Vaccination is the lowest cost measure for epidemic prevention.Current studies have shown that, compared with the original strain or other VOC, the protective efficacy of the vaccine against Omicron subvariant BA.5 is decreased, but it has a better protective efficacy against severe and fatal cases. Moreover, the neutralization effect of the antibody after vaccination with the booster vaccine is significantly improved compared with that after vaccination with the primary vaccine. People without obvious contraindications are encouraged to be fully vaccinated. As SARS?CoV?2 is still mutating,it is very important to monitor and analyze the mutated strains in time and optimize the vaccine development strategy.

4. Summary and prospect

Although two years have passed since the outbreak of COVID?19, variants are still rampant around the world. The Omicron variant, in particular, quickly gained dominance through its strong dispersal. The recently emerged Omicron subvariant BA.5 has the characteristics of short incubation period, fast transmission speed,and stronger immune escape ability. It is partially resistant to monoclonal antibodies and vaccine?induced immunity, and is surging worldwide, becoming the mainstream virus in the COVID?19 pandemic. Adding to the already overburdened epidemic prevention and control.

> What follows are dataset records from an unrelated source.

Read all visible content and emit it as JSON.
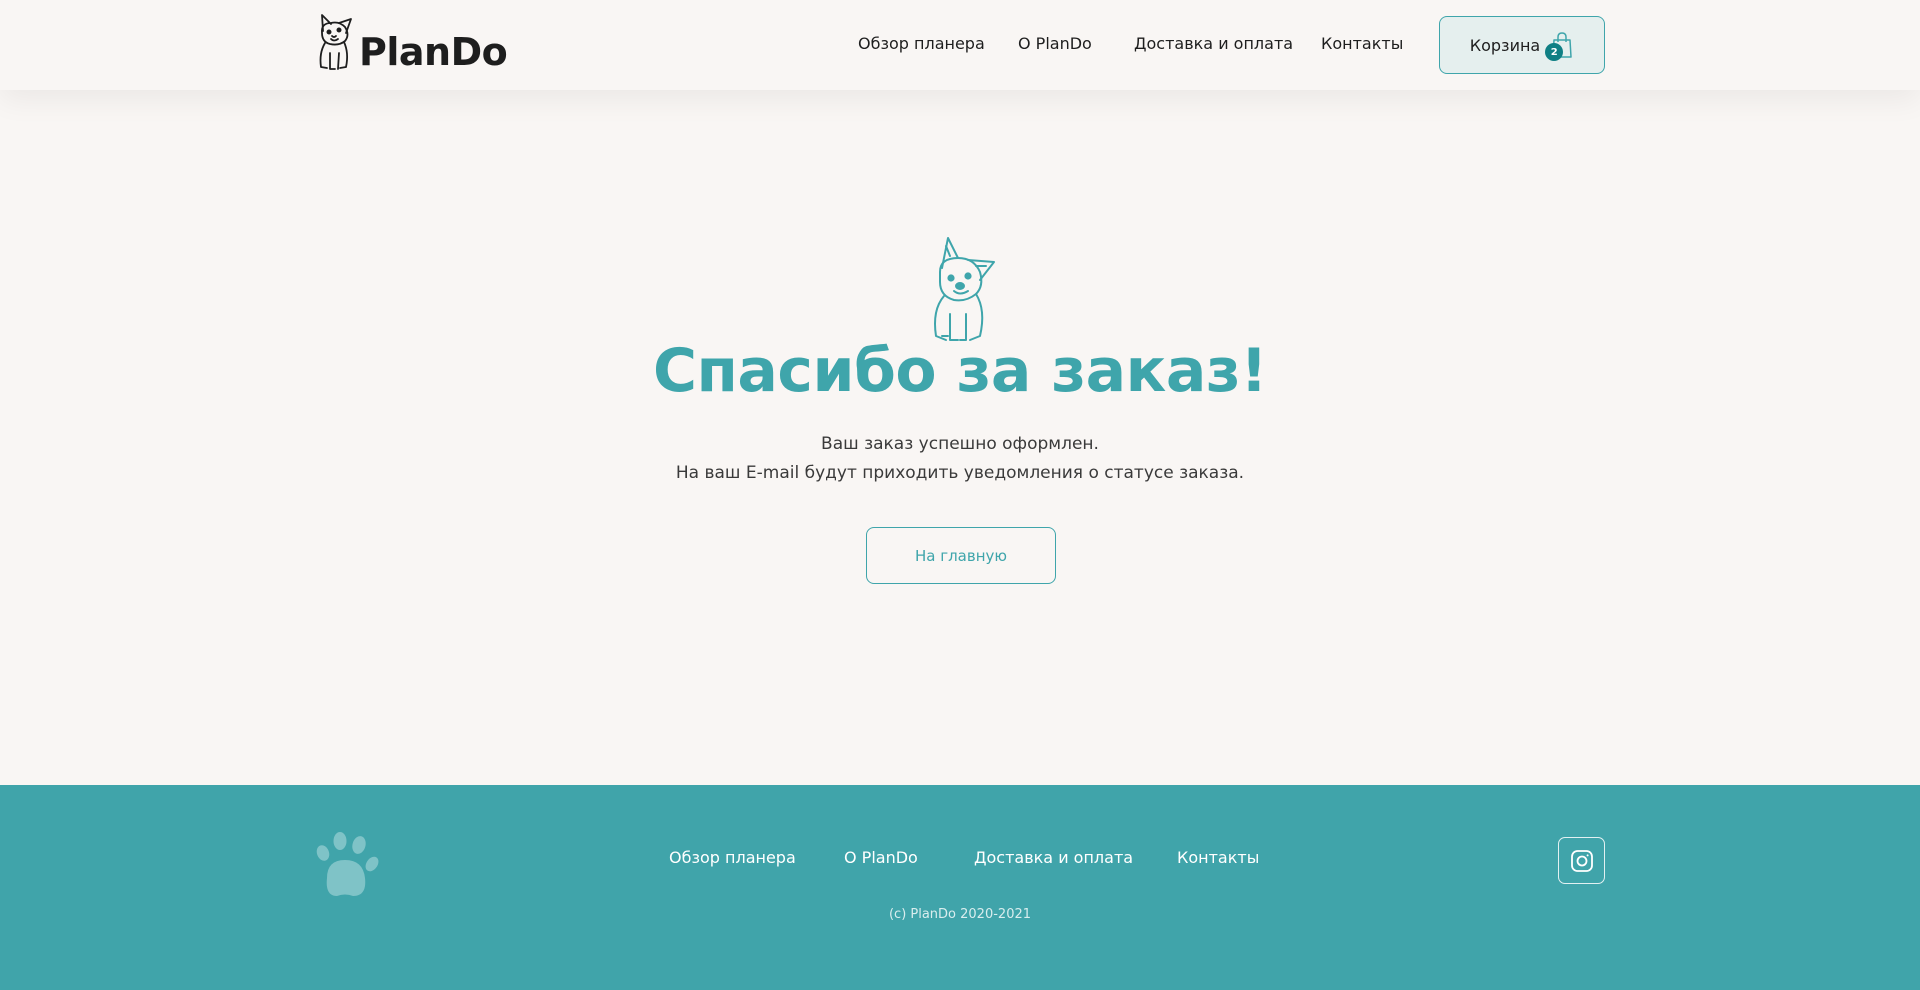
{
  "header": {
    "logo_text": "PlanDo",
    "nav": [
      {
        "label": "Обзор планера"
      },
      {
        "label": "О PlanDo"
      },
      {
        "label": "Доставка и оплата"
      },
      {
        "label": "Контакты"
      }
    ],
    "cart": {
      "label": "Корзина",
      "count": "2"
    }
  },
  "main": {
    "title": "Спасибо за заказ!",
    "line1": "Ваш заказ успешно оформлен.",
    "line2": "На ваш E-mail будут приходить уведомления о статусе заказа.",
    "home_button": "На главную"
  },
  "footer": {
    "nav": [
      {
        "label": "Обзор планера"
      },
      {
        "label": "О PlanDo"
      },
      {
        "label": "Доставка и оплата"
      },
      {
        "label": "Контакты"
      }
    ],
    "copyright": "(c) PlanDo 2020-2021"
  },
  "colors": {
    "accent": "#3fa5ab",
    "footer_bg": "#40a4aa",
    "page_bg": "#f9f6f4",
    "badge": "#0f7f84"
  },
  "icons": [
    "dog-logo-icon",
    "shopping-bag-icon",
    "paw-icon",
    "instagram-icon"
  ]
}
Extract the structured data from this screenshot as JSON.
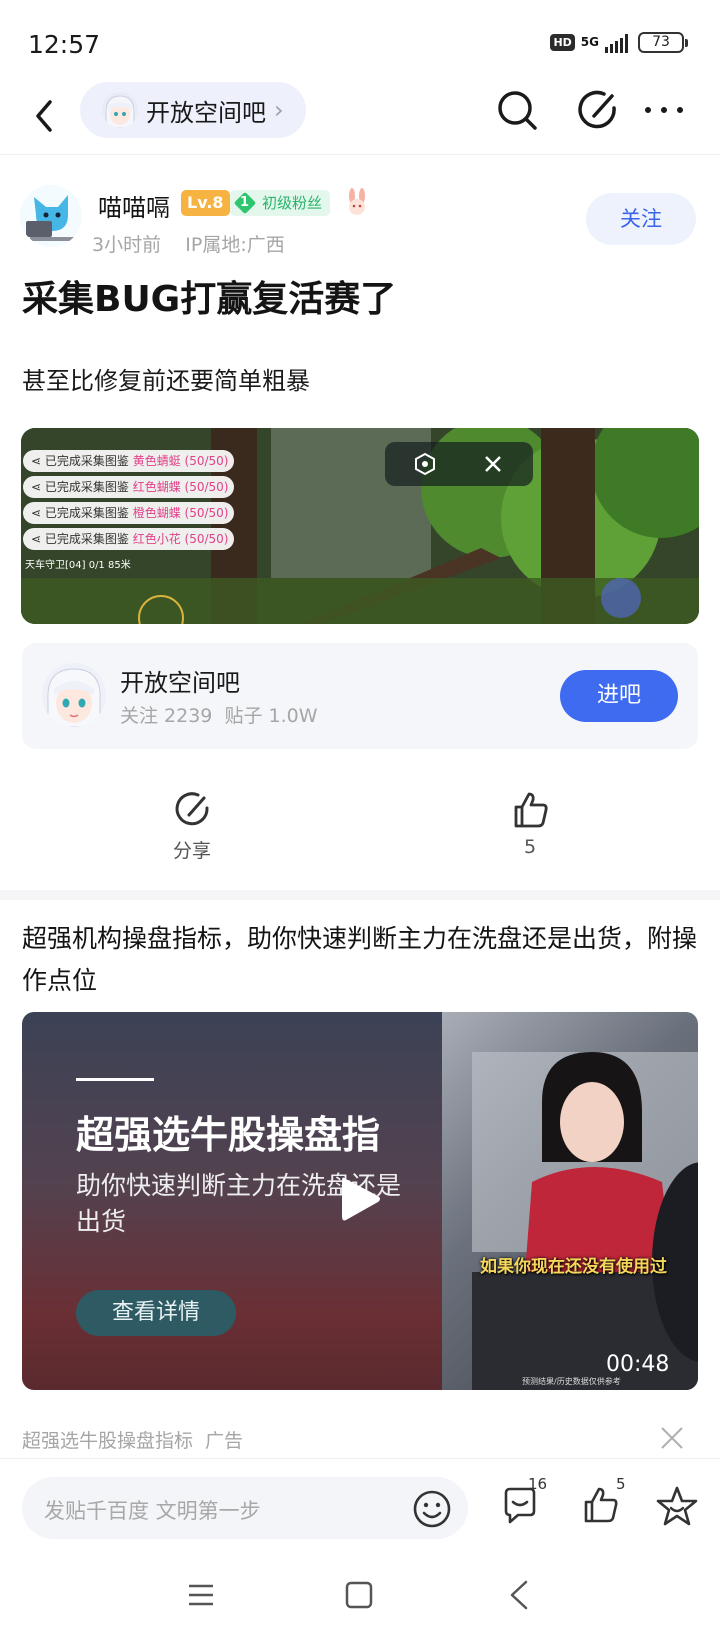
{
  "status_bar": {
    "time": "12:57",
    "hd": "HD",
    "network": "5G",
    "battery": "73"
  },
  "nav": {
    "forum_name": "开放空间吧",
    "chevron": "›"
  },
  "post": {
    "author": "喵喵嗝",
    "level": "Lv.8",
    "fan_level": "1",
    "fan_label": "初级粉丝",
    "time_ago": "3小时前",
    "ip_location": "IP属地:广西",
    "follow_label": "关注",
    "title": "采集BUG打赢复活赛了",
    "body": "甚至比修复前还要简单粗暴",
    "image": {
      "achievements": [
        {
          "prefix": "已完成采集图鉴",
          "item": "黄色蜻蜓 (50/50)"
        },
        {
          "prefix": "已完成采集图鉴",
          "item": "红色蝴蝶 (50/50)"
        },
        {
          "prefix": "已完成采集图鉴",
          "item": "橙色蝴蝶 (50/50)"
        },
        {
          "prefix": "已完成采集图鉴",
          "item": "红色小花 (50/50)"
        }
      ],
      "hud_text": "天车守卫[04]   0/1   85米"
    }
  },
  "forum_card": {
    "name": "开放空间吧",
    "follow_count": "关注 2239",
    "post_count": "贴子 1.0W",
    "enter_label": "进吧"
  },
  "actions": {
    "share_label": "分享",
    "like_count": "5"
  },
  "ad": {
    "title": "超强机构操盘指标，助你快速判断主力在洗盘还是出货，附操作点位",
    "headline": "超强选牛股操盘指",
    "subline": "助你快速判断主力在洗盘还是出货",
    "detail_button": "查看详情",
    "caption": "如果你现在还没有使用过",
    "disclaimer": "预测结果/历史数据仅供参考",
    "duration": "00:48",
    "footer_source": "超强选牛股操盘指标",
    "footer_tag": "广告"
  },
  "bottom_bar": {
    "reply_placeholder": "发贴千百度 文明第一步",
    "comment_count": "16",
    "like_count": "5"
  },
  "colors": {
    "accent_blue": "#3f6bf1",
    "follow_text": "#3a64ea",
    "level_badge": "#f7b341",
    "fan_badge": "#27b56a"
  },
  "icons": [
    "back-icon",
    "search-icon",
    "share-icon",
    "more-icon",
    "bunny-icon",
    "like-icon",
    "play-icon",
    "close-icon",
    "emoji-icon",
    "comment-icon",
    "star-icon",
    "menu-icon",
    "home-icon",
    "back-nav-icon"
  ]
}
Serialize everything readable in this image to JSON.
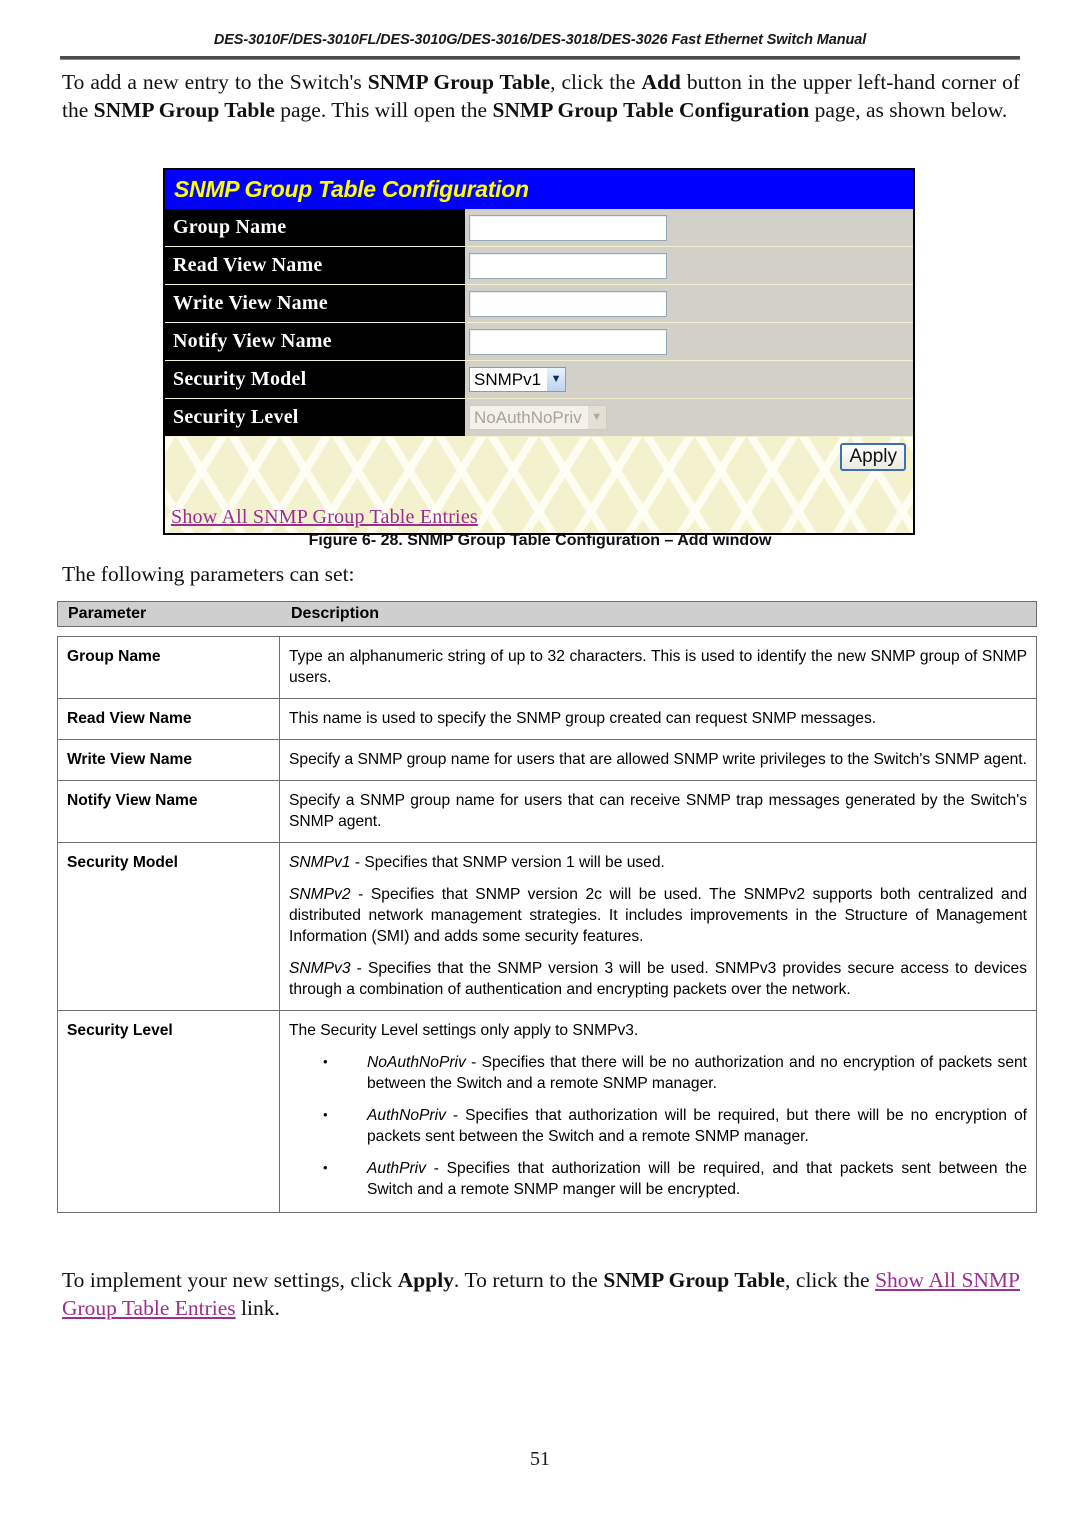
{
  "header": {
    "running_head": "DES-3010F/DES-3010FL/DES-3010G/DES-3016/DES-3018/DES-3026 Fast Ethernet Switch Manual"
  },
  "intro_paragraph": {
    "part1": "To add a new entry to the Switch's ",
    "bold1": "SNMP Group Table",
    "part2": ", click the ",
    "bold2": "Add",
    "part3": " button in the upper left-hand corner of the ",
    "bold3": "SNMP Group Table",
    "part4": " page. This will open the ",
    "bold4": "SNMP Group Table Configuration",
    "part5": " page, as shown below."
  },
  "snmp_panel": {
    "title": "SNMP Group Table Configuration",
    "rows": [
      {
        "label": "Group Name",
        "control": "textbox",
        "value": ""
      },
      {
        "label": "Read View Name",
        "control": "textbox",
        "value": ""
      },
      {
        "label": "Write View Name",
        "control": "textbox",
        "value": ""
      },
      {
        "label": "Notify View Name",
        "control": "textbox",
        "value": ""
      },
      {
        "label": "Security Model",
        "control": "select",
        "value": "SNMPv1",
        "disabled": false
      },
      {
        "label": "Security Level",
        "control": "select",
        "value": "NoAuthNoPriv",
        "disabled": true
      }
    ],
    "apply_label": "Apply",
    "show_all_link": "Show All SNMP Group Table Entries",
    "colors": {
      "title_bg": "#0000FF",
      "title_fg": "#FFFF00",
      "label_bg": "#000000",
      "label_fg": "#FFFFFF",
      "value_bg": "#D3D0C9",
      "panel_bg": "#F4F1CF",
      "link_fg": "#9B2E8F",
      "button_border": "#3C6FB4"
    }
  },
  "figure_caption": "Figure 6- 28. SNMP Group Table Configuration – Add window",
  "follow_text": "The following parameters can set:",
  "param_table": {
    "headers": {
      "parameter": "Parameter",
      "description": "Description"
    },
    "rows": [
      {
        "name": "Group Name",
        "desc_paragraphs": [
          "Type an alphanumeric string of up to 32 characters. This is used to identify the new SNMP group of SNMP users."
        ]
      },
      {
        "name": "Read View Name",
        "desc_paragraphs": [
          "This name is used to specify the SNMP group created can request SNMP messages."
        ]
      },
      {
        "name": "Write View Name",
        "desc_paragraphs": [
          "Specify a SNMP group name for users that are allowed SNMP write privileges to the Switch's SNMP agent."
        ]
      },
      {
        "name": "Notify View Name",
        "desc_paragraphs": [
          "Specify a SNMP group name for users that can receive SNMP trap messages generated by the Switch's SNMP agent."
        ]
      },
      {
        "name": "Security Model",
        "items": [
          {
            "term": "SNMPv1",
            "text": " - Specifies that SNMP version 1 will be used."
          },
          {
            "term": "SNMPv2",
            "text": " - Specifies that SNMP version 2c will be used. The SNMPv2 supports both centralized and distributed network management strategies. It includes improvements in the Structure of Management Information (SMI) and adds some security features."
          },
          {
            "term": "SNMPv3",
            "text": " - Specifies that the SNMP version 3 will be used. SNMPv3 provides secure access to devices through a combination of authentication and encrypting packets over the network."
          }
        ]
      },
      {
        "name": "Security Level",
        "lead": "The Security Level settings only apply to SNMPv3.",
        "bullets": [
          {
            "term": "NoAuthNoPriv",
            "text": " - Specifies that there will be no authorization and no encryption of packets sent between the Switch and a remote SNMP manager."
          },
          {
            "term": "AuthNoPriv",
            "text": " - Specifies that authorization will be required, but there will be no encryption of packets sent between the Switch and a remote SNMP manager."
          },
          {
            "term": "AuthPriv",
            "text": " - Specifies that authorization will be required, and that packets sent between the Switch and a remote SNMP manger will be encrypted."
          }
        ]
      }
    ]
  },
  "closing_paragraph": {
    "part1": "To implement your new settings, click ",
    "bold1": "Apply",
    "part2": ". To return to the ",
    "bold2": "SNMP Group Table",
    "part3": ", click the ",
    "link": "Show All SNMP Group Table Entries",
    "part4": " link."
  },
  "page_number": "51"
}
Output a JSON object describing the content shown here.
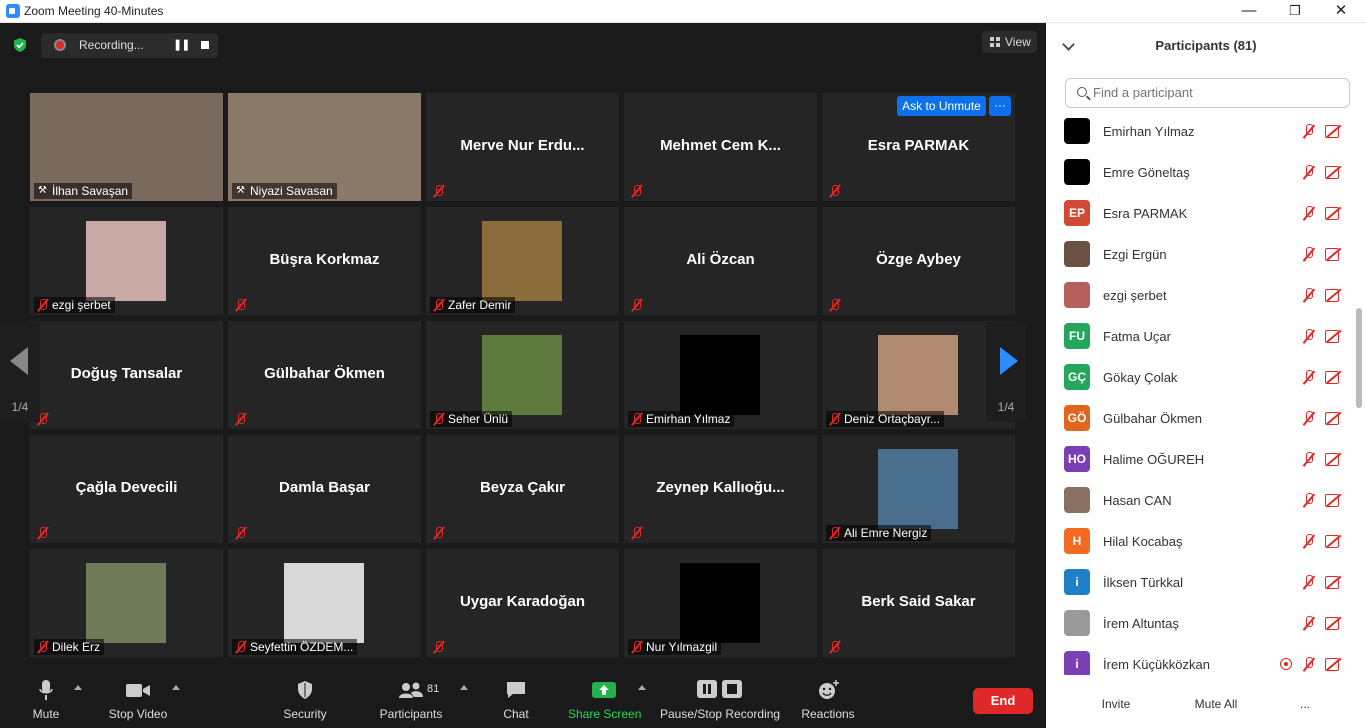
{
  "window": {
    "title": "Zoom Meeting 40-Minutes",
    "minimize": "—",
    "restore": "❐",
    "close": "✕"
  },
  "topbar": {
    "recording_label": "Recording...",
    "view_label": "View"
  },
  "tiles": [
    {
      "name": "",
      "label": "İlhan Savaşan",
      "photo": "#7a6a5e",
      "full": true,
      "pinned": true
    },
    {
      "name": "",
      "label": "Niyazi Savasan",
      "photo": "#8a7868",
      "full": true,
      "pinned": true,
      "active": true
    },
    {
      "name": "Merve  Nur  Erdu...",
      "label": ""
    },
    {
      "name": "Mehmet  Cem  K...",
      "label": ""
    },
    {
      "name": "Esra PARMAK",
      "label": ""
    },
    {
      "name": "",
      "label": "ezgi şerbet",
      "photo": "#c9a9a6"
    },
    {
      "name": "Büşra Korkmaz",
      "label": ""
    },
    {
      "name": "",
      "label": "Zafer Demir",
      "photo": "#8a6d3b"
    },
    {
      "name": "Ali Özcan",
      "label": ""
    },
    {
      "name": "Özge Aybey",
      "label": ""
    },
    {
      "name": "Doğuş Tansalar",
      "label": ""
    },
    {
      "name": "Gülbahar Ökmen",
      "label": ""
    },
    {
      "name": "",
      "label": "Seher  Ünlü",
      "photo": "#5e7a3e"
    },
    {
      "name": "",
      "label": "Emirhan Yılmaz",
      "photo": "#000000"
    },
    {
      "name": "",
      "label": "Deniz Ortaçbayr...",
      "photo": "#b08a6e"
    },
    {
      "name": "Çağla Devecili",
      "label": ""
    },
    {
      "name": "Damla Başar",
      "label": ""
    },
    {
      "name": "Beyza Çakır",
      "label": ""
    },
    {
      "name": "Zeynep  Kallıoğu...",
      "label": ""
    },
    {
      "name": "",
      "label": "Ali Emre Nergiz",
      "photo": "#4a6e8e"
    },
    {
      "name": "",
      "label": "Dilek Erz",
      "photo": "#6e7a5a"
    },
    {
      "name": "",
      "label": "Seyfettin ÖZDEM...",
      "photo": "#d8d8d8"
    },
    {
      "name": "Uygar Karadoğan",
      "label": ""
    },
    {
      "name": "",
      "label": "Nur Yılmazgil",
      "photo": "#000000"
    },
    {
      "name": "Berk Said Sakar",
      "label": ""
    }
  ],
  "tile_actions": {
    "ask_unmute": "Ask to Unmute",
    "more": "···"
  },
  "pager": {
    "left": "1/4",
    "right": "1/4"
  },
  "toolbar": {
    "mute": "Mute",
    "stop_video": "Stop Video",
    "security": "Security",
    "participants": "Participants",
    "participants_count": "81",
    "chat": "Chat",
    "share_screen": "Share Screen",
    "pause_stop_recording": "Pause/Stop Recording",
    "reactions": "Reactions",
    "end": "End"
  },
  "panel": {
    "title": "Participants (81)",
    "search_placeholder": "Find a participant",
    "participants": [
      {
        "name": "Emirhan Yılmaz",
        "initials": "",
        "color": "#000000"
      },
      {
        "name": "Emre Göneltaş",
        "initials": "",
        "color": "#000000"
      },
      {
        "name": "Esra PARMAK",
        "initials": "EP",
        "color": "#d14836"
      },
      {
        "name": "Ezgi Ergün",
        "initials": "",
        "color": "#6b5144"
      },
      {
        "name": "ezgi şerbet",
        "initials": "",
        "color": "#b5605a"
      },
      {
        "name": "Fatma Uçar",
        "initials": "FU",
        "color": "#24a65d"
      },
      {
        "name": "Gökay Çolak",
        "initials": "GÇ",
        "color": "#24a65d"
      },
      {
        "name": "Gülbahar Ökmen",
        "initials": "GÖ",
        "color": "#e0661e"
      },
      {
        "name": "Halime OĞUREH",
        "initials": "HO",
        "color": "#7a3fb4"
      },
      {
        "name": "Hasan CAN",
        "initials": "",
        "color": "#8a7060"
      },
      {
        "name": "Hilal Kocabaş",
        "initials": "H",
        "color": "#f26b21"
      },
      {
        "name": "İlksen Türkkal",
        "initials": "i",
        "color": "#1f7fc9"
      },
      {
        "name": "İrem Altuntaş",
        "initials": "",
        "color": "#9a9a9a"
      },
      {
        "name": "İrem Küçükközkan",
        "initials": "i",
        "color": "#7a3fb4",
        "recording": true
      }
    ],
    "invite": "Invite",
    "mute_all": "Mute All",
    "more": "..."
  }
}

Although the subvariant BA.5 weakens the immune protection efficacy of vaccine and monoclonal antibody, it has a good protective effect in preventing severe and fatal cases. Therefore, people without contraindications are encouraged to get vaccine and booster shot as soon as possible, and those with poor vaccine effect are encouraged to use monoclonal antibody prevention. In addition, BA.5 is still mainly transmitted by droplets, so even if you are vaccinated against COVID?19 and/or vaccinated with monoclonal antibodies,you should wear a mask, maintain social distancing, wash your hands frequently, and have plenty of ventilation. At the same time,researchers should strengthen scientific research, timely monitor and analyze variant strains, and optimize vaccine development strategies to deal with Omicron subvariant BA.5 and future unknown variants.We believe that through the joint efforts of people from all countries,mankind will eventually overcome the novel coronavirus.

Description of author contribution

WANG Cai?hong: Participate in the main writing and revision of the article.YAO Xiao?wen,WANG Rong,ZHOU Yu?xia:Participate in relevant literature review.YU Xiao?hui, Li Bin,ZHANG Jiu?cong:Participate in the topic selection and design of the article.

All authors declare no conflicts of interest.